The same summer Ugaunians of Otepää surrendered to crusader commander Bertold of Wenden. Ugaunians continued to raid Lettish territories. Wars between Ugaunians and Letts lasted the whole decade. The elders of Ugaunians and Letts had deep personal feuds. When Ugaunians captured Tālivaldis of Trikāta in 1215 and burned him alive, his sons burned alive all Ugaunian men they could catch to avenge. They also tortured Ugaunians to force them to show hiding places in the woods.

When all Ugaunian provinces were burnt down, the people still alive sent messengers to Riga, asking for peace and promised to receive baptism. They told that all who had been involved in the robbery of German merchants had already been killed. The priests Otto and Peter Kakuwalda were sent to baptize them.
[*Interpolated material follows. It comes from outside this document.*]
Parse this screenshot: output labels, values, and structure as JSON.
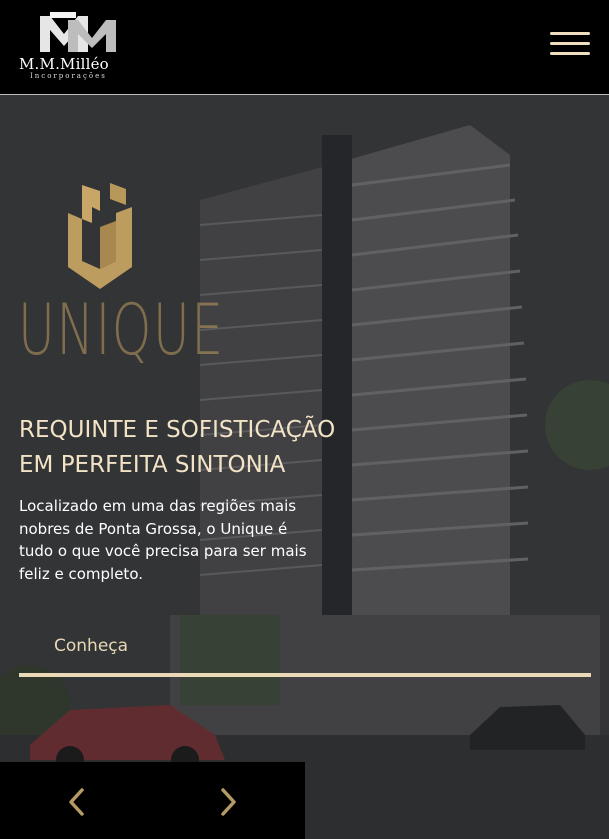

Hearing about that, prince Vladimir of Pskov attacked Ugaunians. Ugaunians and German crusaders fortified Otepää and avenged Russians, raiding lands of Pskov and Novgorod. After that Ugaunians went with crusaders, Livonians and Letts against Estonian pagan provinces Jerwia and Vironia. Prince Vladimir of Pskov sent messengers through all of Estonia to besiege Germans and Ugaunians at Otepää. Harrians and Oeselians came and even already baptized Sackalians.

While troops of 20000 of Russians and Oeselians attacked Otepää, Ugaunians along with crusaders made raids against Novgorod, Vironians and Votians.

In 1220 Ugaunians rebelled against the Germans. Sackalians sent bloody swords with which they had killed Germans to Ugaunians of Tharbata and Otepää. In Tharbata they decided by lot whether to sacrifice to the gods an ox or their priest Hartwig, who was equally fat. Luckily for the priest, the lot fell upon the ox.

Ugaunians decided to side with Novgorodians. Russian princes of Pskov, Novgorod and Suzdal sent huge troops of 20000 men to Ugaunia. The people of Tharbata sent them large gifts and Otepää welcomed them too. The Russians left Vyachko (Vetseke) as their prince to rule Ugaunians and any other Estonian province around he could gathered tax from.

In 1224 crusaders retook all provinces in mainland Estonia. After casting lot, bishop Hermann of Buxhoeveden was given rule over Ugaunia while Sackala was given to the order. Otepää was happy over the rule of bishop Hermann but Tharbata was still ruled by Vetseke and his Russians. Later that year however, Tharbata was conquered and all its Ugaunian and Russian defenders killed.

Bishop Hermann started to fortify Otepää and Tarbatu. He chose Tharbata/Dorpat to be his residence. Bishop Hermann and his Ugaunian subjects fought frequently against Novgorod and were defeated by prince Alexander Nevsky in the Battle on Lake Peipus in 1242.

Ugaunia became subsequently known as the Bishopric of Dorpat.